Par lettre 5 janvier 2022, la société [9] a refusé cette cession.
Le 26 avril 2022, M. [L] a fondé la société par actions simplifiée [7]. M. [L] en a été désigné président. Il en détient 85% des actions.
Par protocole d'accord du 21 juin 2022, les sociétés [6] et [9] ont convenu d'un étalement de remboursements de l'emprunt pour un total de 127.968 euros jusqu'au 5 novembre 2027.
La société [6] a été placée en liquidation judiciaire le 31 août 2022.
Le 16 mars 2023, la société [9] a mis en demeure M. [L] de lui payer la somme de 127.968 euros.
Le 20 juillet 2023, la procédure de liquidation judiciaire de la société [6] a été clôturée pour insuffisance d'actif.
Estimant que M. [L] avait commis des fautes détachables de ses fonctions de dirigeant en favorisant la société [7] au détriment de la société [6], la société [9] l'a assigné en paiement de dommages-intérêts.
Par jugement du 2 décembre 2024 le tribunal de commerce de Nantes a :
- Jugé qu'il y a faute détachable de ses fonctions de dirigeant imputable à M. [L],
- Jugé qu'il y a lien de causalité entre la faute du dirigeant et le préjudice subi par la société [9],
- Jugé que le préjudice subi par la société [9] s'établit à 123.441 euros,
- Condamné M. [L] au paiement de 1'entier préjudice de la société [9] soit la somme de 123.441 euros,
- Débouté M. [L] de l'intégralité de ses demandes,
- Condamné M. [L] à payer la somme de 5.000 euros au titre des dispositions de l'artic1e 700 du code de procédure civile,
- Jugé que l'exécution provisoire ne se justifie pas dans cette affaire,
- Condamné M. [L] aux entiers dépens dont frais de greffe liquidés.

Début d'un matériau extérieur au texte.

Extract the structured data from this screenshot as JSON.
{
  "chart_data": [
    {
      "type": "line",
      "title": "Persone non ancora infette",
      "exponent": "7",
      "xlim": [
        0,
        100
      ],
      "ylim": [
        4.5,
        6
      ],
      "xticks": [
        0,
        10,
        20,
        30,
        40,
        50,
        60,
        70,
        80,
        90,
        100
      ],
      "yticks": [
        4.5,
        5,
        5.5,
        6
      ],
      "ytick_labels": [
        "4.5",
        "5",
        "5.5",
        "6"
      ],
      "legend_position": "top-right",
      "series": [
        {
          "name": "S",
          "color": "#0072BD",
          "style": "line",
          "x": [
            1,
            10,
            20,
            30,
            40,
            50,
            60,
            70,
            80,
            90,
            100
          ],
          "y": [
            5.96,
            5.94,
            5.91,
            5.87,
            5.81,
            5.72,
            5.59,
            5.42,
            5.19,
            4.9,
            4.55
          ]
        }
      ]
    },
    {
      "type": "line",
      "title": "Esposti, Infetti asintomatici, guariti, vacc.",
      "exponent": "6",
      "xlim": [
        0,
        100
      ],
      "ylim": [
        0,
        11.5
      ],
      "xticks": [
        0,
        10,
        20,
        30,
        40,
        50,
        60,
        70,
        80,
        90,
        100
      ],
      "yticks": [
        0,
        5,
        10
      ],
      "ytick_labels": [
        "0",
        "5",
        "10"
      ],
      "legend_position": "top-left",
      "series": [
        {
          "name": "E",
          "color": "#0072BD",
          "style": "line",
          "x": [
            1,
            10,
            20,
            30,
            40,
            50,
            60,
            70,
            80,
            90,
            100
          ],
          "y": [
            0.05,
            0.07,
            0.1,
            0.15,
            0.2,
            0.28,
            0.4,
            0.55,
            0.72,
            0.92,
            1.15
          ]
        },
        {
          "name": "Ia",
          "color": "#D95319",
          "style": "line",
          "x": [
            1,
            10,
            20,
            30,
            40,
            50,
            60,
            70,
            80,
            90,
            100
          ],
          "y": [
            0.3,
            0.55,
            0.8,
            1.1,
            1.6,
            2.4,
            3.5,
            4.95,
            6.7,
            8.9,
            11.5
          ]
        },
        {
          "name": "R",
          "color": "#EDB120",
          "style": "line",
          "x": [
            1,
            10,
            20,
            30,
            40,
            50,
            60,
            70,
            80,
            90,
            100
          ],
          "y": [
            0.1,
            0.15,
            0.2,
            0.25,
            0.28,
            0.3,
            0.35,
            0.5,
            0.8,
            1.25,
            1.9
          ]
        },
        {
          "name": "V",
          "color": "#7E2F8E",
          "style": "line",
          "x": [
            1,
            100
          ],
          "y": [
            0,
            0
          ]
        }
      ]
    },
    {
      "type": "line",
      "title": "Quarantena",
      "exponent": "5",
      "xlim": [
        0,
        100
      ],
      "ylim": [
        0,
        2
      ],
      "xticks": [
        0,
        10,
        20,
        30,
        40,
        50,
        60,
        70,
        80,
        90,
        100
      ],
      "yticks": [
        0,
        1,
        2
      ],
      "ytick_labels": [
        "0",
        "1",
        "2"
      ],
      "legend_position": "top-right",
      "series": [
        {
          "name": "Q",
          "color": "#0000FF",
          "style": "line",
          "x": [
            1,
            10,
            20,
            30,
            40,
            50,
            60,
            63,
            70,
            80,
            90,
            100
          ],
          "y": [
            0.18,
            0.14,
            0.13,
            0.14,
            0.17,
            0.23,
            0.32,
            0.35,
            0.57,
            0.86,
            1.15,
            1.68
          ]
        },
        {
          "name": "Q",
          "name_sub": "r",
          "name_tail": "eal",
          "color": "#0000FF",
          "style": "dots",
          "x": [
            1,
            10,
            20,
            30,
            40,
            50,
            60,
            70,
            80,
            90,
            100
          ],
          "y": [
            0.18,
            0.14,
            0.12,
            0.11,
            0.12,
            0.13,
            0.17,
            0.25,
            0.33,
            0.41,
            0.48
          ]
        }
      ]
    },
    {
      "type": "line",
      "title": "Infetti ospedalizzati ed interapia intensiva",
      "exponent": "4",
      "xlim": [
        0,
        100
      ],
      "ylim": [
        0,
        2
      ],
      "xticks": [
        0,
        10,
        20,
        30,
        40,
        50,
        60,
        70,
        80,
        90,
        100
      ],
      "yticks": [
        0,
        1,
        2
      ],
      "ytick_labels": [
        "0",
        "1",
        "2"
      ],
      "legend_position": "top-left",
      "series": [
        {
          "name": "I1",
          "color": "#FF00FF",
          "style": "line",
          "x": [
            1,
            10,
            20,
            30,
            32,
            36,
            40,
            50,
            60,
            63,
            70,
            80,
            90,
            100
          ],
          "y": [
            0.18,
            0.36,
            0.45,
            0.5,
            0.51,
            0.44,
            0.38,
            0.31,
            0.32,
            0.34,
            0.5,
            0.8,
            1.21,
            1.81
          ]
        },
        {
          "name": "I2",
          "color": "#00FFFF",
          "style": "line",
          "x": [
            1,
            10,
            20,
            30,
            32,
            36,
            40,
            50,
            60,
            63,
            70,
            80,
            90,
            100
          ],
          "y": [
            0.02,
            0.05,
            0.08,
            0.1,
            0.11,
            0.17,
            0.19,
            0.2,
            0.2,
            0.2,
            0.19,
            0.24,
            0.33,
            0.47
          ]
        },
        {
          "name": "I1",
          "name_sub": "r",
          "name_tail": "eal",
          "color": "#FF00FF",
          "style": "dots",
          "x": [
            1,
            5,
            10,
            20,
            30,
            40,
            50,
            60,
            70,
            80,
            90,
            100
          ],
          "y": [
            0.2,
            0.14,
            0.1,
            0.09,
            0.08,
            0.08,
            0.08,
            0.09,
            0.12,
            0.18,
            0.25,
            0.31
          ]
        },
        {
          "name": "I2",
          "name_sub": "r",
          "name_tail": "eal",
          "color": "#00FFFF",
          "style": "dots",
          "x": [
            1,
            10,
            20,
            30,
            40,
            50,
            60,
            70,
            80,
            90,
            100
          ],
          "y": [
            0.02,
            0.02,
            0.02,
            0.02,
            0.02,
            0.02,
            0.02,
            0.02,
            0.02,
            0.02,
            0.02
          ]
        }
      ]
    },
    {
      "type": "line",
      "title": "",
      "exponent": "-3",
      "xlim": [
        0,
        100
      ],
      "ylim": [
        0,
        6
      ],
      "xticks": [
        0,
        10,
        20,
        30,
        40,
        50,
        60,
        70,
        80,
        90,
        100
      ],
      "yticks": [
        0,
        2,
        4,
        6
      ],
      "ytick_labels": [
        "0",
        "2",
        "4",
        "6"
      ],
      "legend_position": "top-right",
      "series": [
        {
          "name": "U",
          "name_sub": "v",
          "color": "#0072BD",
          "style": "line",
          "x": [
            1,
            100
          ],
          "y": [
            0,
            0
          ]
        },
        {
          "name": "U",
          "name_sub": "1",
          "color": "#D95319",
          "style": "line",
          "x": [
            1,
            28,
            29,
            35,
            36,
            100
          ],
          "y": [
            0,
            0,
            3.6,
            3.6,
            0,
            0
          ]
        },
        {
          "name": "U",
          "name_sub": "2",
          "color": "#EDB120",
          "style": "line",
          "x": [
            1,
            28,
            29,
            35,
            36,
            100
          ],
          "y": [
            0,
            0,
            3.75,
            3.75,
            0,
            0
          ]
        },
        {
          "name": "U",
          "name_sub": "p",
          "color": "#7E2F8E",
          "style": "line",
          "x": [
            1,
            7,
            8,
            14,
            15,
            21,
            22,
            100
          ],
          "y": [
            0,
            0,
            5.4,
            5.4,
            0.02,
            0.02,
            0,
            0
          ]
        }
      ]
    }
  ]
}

M. [L] a interjeté appel le 20 décembre 2024.
Les dernières conclusions de M. [L] sont en date du 17 septembre 2025. Les dernières conclusions de la société [9] sont en date du 17 septembre 2025.
L'ordonnance de clôture a été rendue le 18 septembre 2025.
La cour a relevé que :
- La recevabilité d'une action en responsabilité personnelle engagée par un créancier à l'encontre du dirigeant d'une société mise en procédure collective, pour des faits antérieurs au jugement d'ouverture, est subordonnée à l'allégation d'un préjudice personnel distinct de celui des autres créanciers résultant d'une faute du dirigeant séparable de ses fonctions.
- Lorsque la liquidation judiciaire d'une société fait apparaître une insuffisance d'actif, les dispositions des articles L. 651-2 et L. 651-3 du code de commerce, qui ouvrent, aux conditions qu'ils prévoient, une action en responsabilité pour insuffisance d'actif ne se cumulent pas avec celles de l'article L. 225-251 du code de commerce, ni avec celles de l'article 1240 du code civil, sauf allégation d'un préjudice personnel distinct de celui des autres créanciers résultant d'une faute du dirigeant séparable de ses fonctions.
Le 26 septembre 2025, les parties ont donc été invitées, pour le 7 octobre 2025 au plus tard, à faire valoir toutes observations utiles sur la recevabilité des demandes formées contre M. [L] au titre des agissements allégués à son encontre en qualité de dirigeant de la société [6] pour la période antérieure à l'ouverture de la procédure collective.
La société [9] a par ailleurs été invitée à produire devant la cour, le 30 septembre 2025 au plus tard, l'original de sa pièce n°11 communiquée devant la cour, 'Constat d'huissier de Me [R] du 3 mai 2023".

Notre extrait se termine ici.